Bölge Adliye Mahkemesinin yukarıda tarih ve sayısı belirtilen kararıyla; dava dosyası kapsamı, mevcut delil durumu ve ileri sürülen istinaf sebepleri birlikte değerlendirildiğinde, HMK'nın 355 inci maddesi gereğince istinaf dilekçesinde belirtilen sebeplerle sınırlı olarak yapılan inceleme neticesinde; hükme esas alınan bilirkişi raporunun denetime elverişli olduğu, dosya kapsamı itibariyle davacı eczacı veyahut çalışanlarının reçetelerin veya raporların tahsisinde dahli olduğunu gösteren somut bir delil bulunmadığı, reçetelerin dava dışı doktorun şifresi kullanılarak düzenlendiği ve sistemce de kabul edildiği, ilaçları teslim aldığı iddia edilen kişinin bazı hastaların akrabası olduğu yönünde iddiaların bulunduğu, netice itibariyle, uyuşmazlıkta uygulanması gereken protokolün 5.3.10 maddesinde aranan kasıt unsurunun olayda gerçekleşmediği anlaşılmakla, mahkemece verilen kararda bir isabetsizlik bulunmadığından davalının istinaf talebinin esastan reddine karar verilmiştir.

V. TEMYİZ

A. Temyiz Yoluna Başvuranlar

Bölge Adliye Mahkemesinin yukarıda belirtilen kararına karşı süresi içinde davalı vekili temyiz isteminde bulunmuştur.

B. Temyiz Sebepleri

Davalı vekili; istinaf dilekçesinde bildirdiği sebepleri tekrar ederek, kararın bozulmasını talep etmiştir.

C. Gerekçe

1. Uyuşmazlık ve Hukuki Nitelendirme

Uyuşmazlık, menfi tespit istemine ilişkindir.

2. İlgili Hukuk

a.6100 sayılı Hukuk Muhakemeleri Kanunu'nun 370 nci maddesi şöyledir:

"(1) Yargıtay, onama kararında, onadığı kararın hukuk kurallarına uygunluk gerekçesini göstermek zorundadır.

3. Değerlendirme

1.Bölge adliye mahkemelerinin nihai kararlarının bozulması 6100 sayılı Kanun'un 371 inci maddesinde yer alan sebeplerden birinin varlığı halinde mümkündür.

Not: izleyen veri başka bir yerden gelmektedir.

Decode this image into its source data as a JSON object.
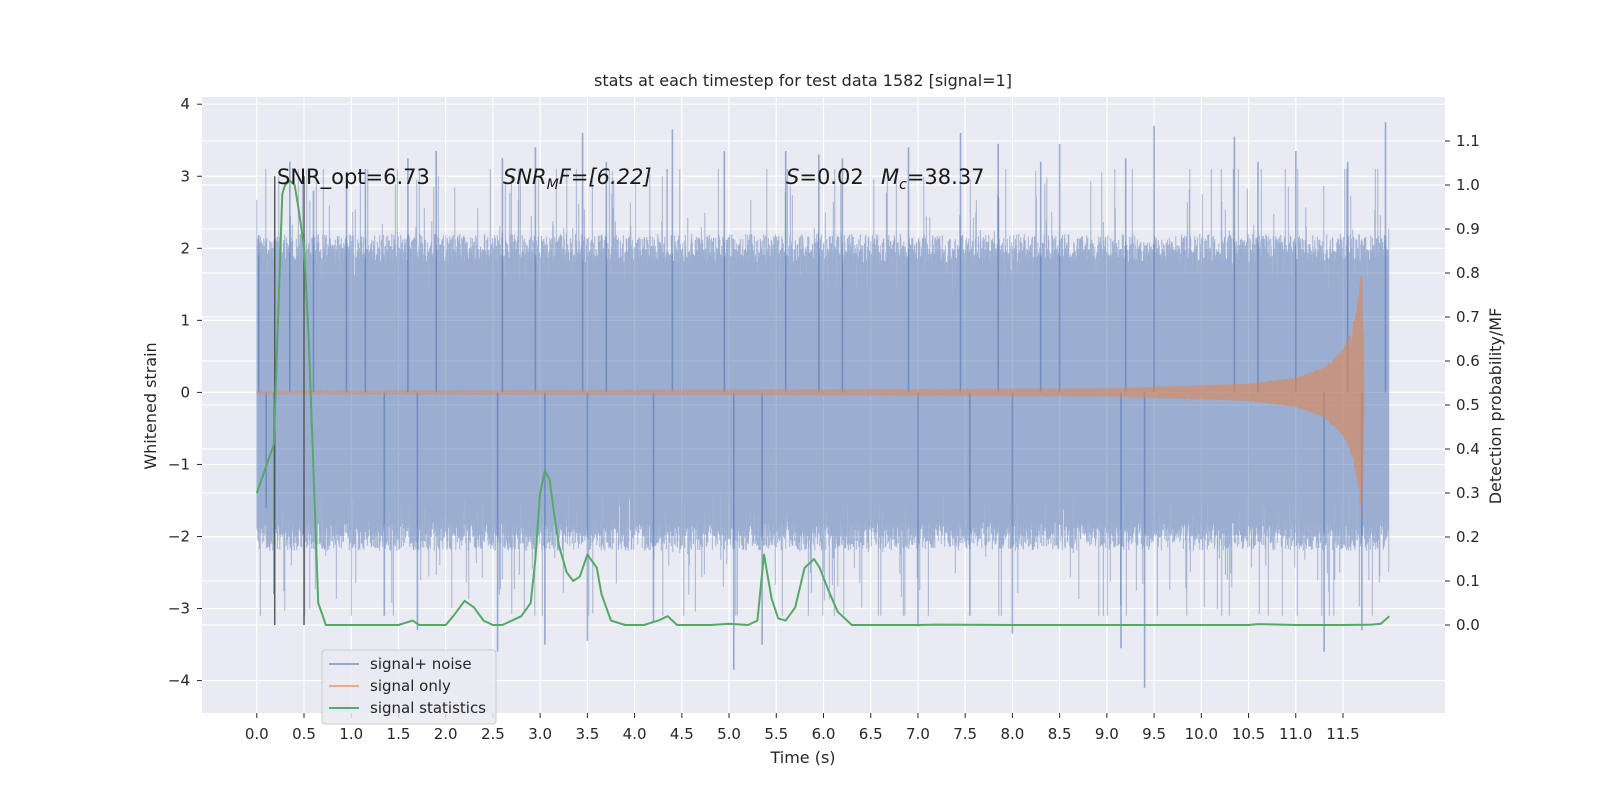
{
  "chart_data": {
    "type": "line",
    "title": "stats at each timestep for test data 1582 [signal=1]",
    "xlabel": "Time (s)",
    "ylabel_left": "Whitened strain",
    "ylabel_right": "Detection probability/MF",
    "xlim": [
      -0.58,
      12.58
    ],
    "ylim_left": [
      -4.45,
      4.1
    ],
    "ylim_right": [
      -0.2,
      1.2
    ],
    "x_ticks": [
      "0.0",
      "0.5",
      "1.0",
      "1.5",
      "2.0",
      "2.5",
      "3.0",
      "3.5",
      "4.0",
      "4.5",
      "5.0",
      "5.5",
      "6.0",
      "6.5",
      "7.0",
      "7.5",
      "8.0",
      "8.5",
      "9.0",
      "9.5",
      "10.0",
      "10.5",
      "11.0",
      "11.5"
    ],
    "y_left_ticks": [
      "4",
      "3",
      "2",
      "1",
      "0",
      "−1",
      "−2",
      "−3",
      "−4"
    ],
    "y_right_ticks": [
      "1.1",
      "1.0",
      "0.9",
      "0.8",
      "0.7",
      "0.6",
      "0.5",
      "0.4",
      "0.3",
      "0.2",
      "0.1",
      "0.0"
    ],
    "grid": true,
    "legend_placement": "lower-left",
    "colors": {
      "background": "#eaeaf2",
      "grid": "#ffffff",
      "noise": "#4c72b0",
      "signal": "#dd8452",
      "statistics": "#55a868",
      "vline": "#555555"
    },
    "annotations": {
      "snr_opt": "SNR_opt=6.73",
      "snr_mf_prefix": "SNR",
      "snr_mf_sub": "M",
      "snr_mf_rest": "F=[6.22]",
      "s_label": "S",
      "s_value": "=0.02",
      "mc_label": "M",
      "mc_sub": "c",
      "mc_value": "=38.37"
    },
    "vlines_x": [
      0.19,
      0.5
    ],
    "series": [
      {
        "name": "signal+ noise",
        "axis": "left",
        "kind": "noise_band",
        "x_range": [
          0.0,
          11.99
        ],
        "typical_envelope": 2.2,
        "extremes": [
          {
            "x": 0.02,
            "y": 2.18
          },
          {
            "x": 0.1,
            "y": -1.6
          },
          {
            "x": 0.18,
            "y": -2.8
          },
          {
            "x": 0.35,
            "y": 3.2
          },
          {
            "x": 0.6,
            "y": 2.8
          },
          {
            "x": 0.95,
            "y": 3.05
          },
          {
            "x": 1.15,
            "y": 3.1
          },
          {
            "x": 1.35,
            "y": -3.1
          },
          {
            "x": 1.6,
            "y": 3.25
          },
          {
            "x": 1.7,
            "y": -3.3
          },
          {
            "x": 1.9,
            "y": 3.35
          },
          {
            "x": 2.55,
            "y": -3.6
          },
          {
            "x": 2.6,
            "y": 3.25
          },
          {
            "x": 2.95,
            "y": 3.4
          },
          {
            "x": 3.05,
            "y": -3.5
          },
          {
            "x": 3.45,
            "y": 3.6
          },
          {
            "x": 3.5,
            "y": -3.45
          },
          {
            "x": 3.7,
            "y": 3.2
          },
          {
            "x": 4.2,
            "y": -3.2
          },
          {
            "x": 4.4,
            "y": 3.65
          },
          {
            "x": 4.95,
            "y": 3.35
          },
          {
            "x": 5.05,
            "y": -3.85
          },
          {
            "x": 5.35,
            "y": -3.5
          },
          {
            "x": 5.6,
            "y": 3.35
          },
          {
            "x": 5.95,
            "y": 3.3
          },
          {
            "x": 6.2,
            "y": 3.25
          },
          {
            "x": 6.9,
            "y": 3.4
          },
          {
            "x": 7.0,
            "y": -3.25
          },
          {
            "x": 7.45,
            "y": 3.6
          },
          {
            "x": 7.55,
            "y": -3.1
          },
          {
            "x": 7.85,
            "y": 3.45
          },
          {
            "x": 8.0,
            "y": -3.35
          },
          {
            "x": 8.3,
            "y": 3.2
          },
          {
            "x": 8.5,
            "y": 3.45
          },
          {
            "x": 9.15,
            "y": -3.55
          },
          {
            "x": 9.2,
            "y": 3.25
          },
          {
            "x": 9.4,
            "y": -4.1
          },
          {
            "x": 9.5,
            "y": 3.7
          },
          {
            "x": 10.35,
            "y": 3.55
          },
          {
            "x": 10.6,
            "y": 3.2
          },
          {
            "x": 11.0,
            "y": 3.35
          },
          {
            "x": 11.3,
            "y": -3.6
          },
          {
            "x": 11.55,
            "y": 3.2
          },
          {
            "x": 11.7,
            "y": -3.3
          },
          {
            "x": 11.95,
            "y": 3.75
          }
        ]
      },
      {
        "name": "signal only",
        "axis": "left",
        "kind": "chirp",
        "x_range": [
          0.0,
          11.72
        ],
        "envelope": [
          {
            "x": 0.0,
            "y": 0.02
          },
          {
            "x": 9.0,
            "y": 0.05
          },
          {
            "x": 10.5,
            "y": 0.12
          },
          {
            "x": 11.0,
            "y": 0.2
          },
          {
            "x": 11.3,
            "y": 0.35
          },
          {
            "x": 11.5,
            "y": 0.6
          },
          {
            "x": 11.6,
            "y": 0.9
          },
          {
            "x": 11.66,
            "y": 1.3
          },
          {
            "x": 11.7,
            "y": 1.8
          },
          {
            "x": 11.72,
            "y": 0.5
          }
        ]
      },
      {
        "name": "signal statistics",
        "axis": "right",
        "x": [
          0.0,
          0.18,
          0.27,
          0.3,
          0.35,
          0.4,
          0.44,
          0.5,
          0.55,
          0.6,
          0.65,
          0.7,
          0.73,
          0.77,
          0.8,
          1.0,
          1.5,
          1.65,
          1.72,
          1.8,
          2.0,
          2.08,
          2.2,
          2.3,
          2.4,
          2.5,
          2.6,
          2.8,
          2.9,
          2.95,
          3.0,
          3.05,
          3.1,
          3.15,
          3.2,
          3.28,
          3.35,
          3.42,
          3.5,
          3.6,
          3.65,
          3.75,
          3.9,
          4.1,
          4.25,
          4.35,
          4.45,
          4.6,
          4.8,
          5.0,
          5.2,
          5.3,
          5.37,
          5.45,
          5.52,
          5.6,
          5.7,
          5.8,
          5.9,
          5.96,
          6.05,
          6.15,
          6.3,
          6.6,
          7.0,
          7.2,
          8.0,
          9.0,
          10.0,
          10.5,
          10.6,
          11.0,
          11.5,
          11.8,
          11.9,
          11.99
        ],
        "y": [
          0.3,
          0.41,
          0.98,
          1.0,
          1.01,
          1.0,
          0.95,
          0.86,
          0.65,
          0.35,
          0.05,
          0.02,
          0.0,
          0.0,
          0.0,
          0.0,
          0.0,
          0.01,
          0.0,
          0.0,
          0.0,
          0.02,
          0.055,
          0.04,
          0.01,
          0.0,
          0.0,
          0.02,
          0.05,
          0.15,
          0.3,
          0.35,
          0.33,
          0.25,
          0.18,
          0.12,
          0.1,
          0.11,
          0.16,
          0.13,
          0.07,
          0.01,
          0.0,
          0.0,
          0.01,
          0.02,
          0.0,
          0.0,
          0.0,
          0.003,
          0.0,
          0.01,
          0.16,
          0.06,
          0.015,
          0.01,
          0.04,
          0.13,
          0.15,
          0.13,
          0.08,
          0.03,
          0.0,
          0.0,
          0.0,
          0.001,
          0.0,
          0.0,
          0.0,
          0.0,
          0.002,
          0.0,
          0.0,
          0.001,
          0.003,
          0.02
        ]
      }
    ]
  }
}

2.Temyizen incelenen karar, tarafların iddia, savunma ve dayandıkları belgelere, uyuşmazlığa uygulanması gereken hukuk kuralları ile hukuki ilişkinin nitelendirilmesine, dava şartlarına, yargılama ve ispat kuralları ile kararda belirtilen gerekçelere göre usul ve kanuna uygun olup, davalı vekili tarafından ileri sürülen nedenler kararın bozulmasını gerektirecek nitelikte görülmemiştir.

V. KARAR

Açıklanan sebeplerle,

Temyiz olunan Bölge Adliye Mahkemesi kararının 6100 sayılı Kanun'un 370 inci maddesinin birinci fıkrası uyarınca ONANMASINA,

Dosyanın İlk Derece Mahkemesine, kararın bir örneğinin Bölge Adliye Mahkemesine gönderilmesine,

29.03.2023 tarihinde oybirliği ile karar verildi.